Sementara itu Bupati Lumajang, Drs. H. As’at,
M. Ag, menyampakan, PUTRA meminta agar segera bisa menambang. Karena mereka
sudah mengajukan ijin maka pemerintah daerah akan segera menyampaikan ke ESDM.
Kita akan mengundang ESDM untuk menjelaskan Untuk turun ke Lumajang. Yang kedua
minta diperlakukan sama dengan kawan-kawan di Pasrujambe, padahal persoalannya
beda. Di Pasru punya ijin setelah dievaluasi oleh ESDM boleh nambang. Hanya
karena saat itu ada persoalan dengan Perhutani maka harus konsultasi ke
Kementerian Kehutanan. Akhirnya pihak kementerian memberikan ijin, maka mereka
diperbolehkan nambang.
“Saya sampaikan ini persoalannya beda, Mas.

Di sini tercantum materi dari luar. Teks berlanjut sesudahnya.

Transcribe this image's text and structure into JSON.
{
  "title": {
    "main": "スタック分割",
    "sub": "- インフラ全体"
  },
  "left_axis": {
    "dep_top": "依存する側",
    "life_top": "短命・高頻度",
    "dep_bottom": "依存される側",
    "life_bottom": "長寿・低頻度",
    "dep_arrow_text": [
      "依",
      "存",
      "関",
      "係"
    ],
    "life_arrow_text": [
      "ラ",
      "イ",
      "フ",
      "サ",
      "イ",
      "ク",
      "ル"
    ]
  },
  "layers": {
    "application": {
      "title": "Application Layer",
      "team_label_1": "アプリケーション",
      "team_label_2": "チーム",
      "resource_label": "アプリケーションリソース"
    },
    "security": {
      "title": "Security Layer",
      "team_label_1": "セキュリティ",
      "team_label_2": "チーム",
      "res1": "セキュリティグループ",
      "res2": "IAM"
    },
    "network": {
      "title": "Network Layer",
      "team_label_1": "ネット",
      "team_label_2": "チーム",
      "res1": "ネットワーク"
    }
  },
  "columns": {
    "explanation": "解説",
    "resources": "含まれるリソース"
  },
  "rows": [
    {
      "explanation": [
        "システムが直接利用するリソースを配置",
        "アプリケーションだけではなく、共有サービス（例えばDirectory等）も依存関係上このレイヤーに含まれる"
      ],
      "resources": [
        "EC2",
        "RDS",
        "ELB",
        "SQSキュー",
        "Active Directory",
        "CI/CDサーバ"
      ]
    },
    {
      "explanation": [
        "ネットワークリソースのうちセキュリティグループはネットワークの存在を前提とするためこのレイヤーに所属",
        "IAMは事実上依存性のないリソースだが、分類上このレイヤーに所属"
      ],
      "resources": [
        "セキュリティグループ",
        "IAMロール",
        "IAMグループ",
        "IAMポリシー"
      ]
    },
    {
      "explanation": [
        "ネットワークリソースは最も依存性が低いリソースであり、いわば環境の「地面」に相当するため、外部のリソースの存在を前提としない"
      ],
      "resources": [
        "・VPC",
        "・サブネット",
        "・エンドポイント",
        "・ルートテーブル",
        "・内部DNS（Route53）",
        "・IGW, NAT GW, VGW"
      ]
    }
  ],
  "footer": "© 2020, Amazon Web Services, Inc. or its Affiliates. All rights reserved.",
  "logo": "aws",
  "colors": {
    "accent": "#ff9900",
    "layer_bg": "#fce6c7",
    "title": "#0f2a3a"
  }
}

Mereka (PUTRA) ini belum punya ijin sama sakali alias ijin baru, sementara yang
di Pasrujambe itu sudah punya ijin. Hanya saja karena ada masalah dengan pihak
perhutani, maka harus ke Kementerian Kehutanan dan Lingkungan Hidup. Harus
dibedakan itu,” paparnya.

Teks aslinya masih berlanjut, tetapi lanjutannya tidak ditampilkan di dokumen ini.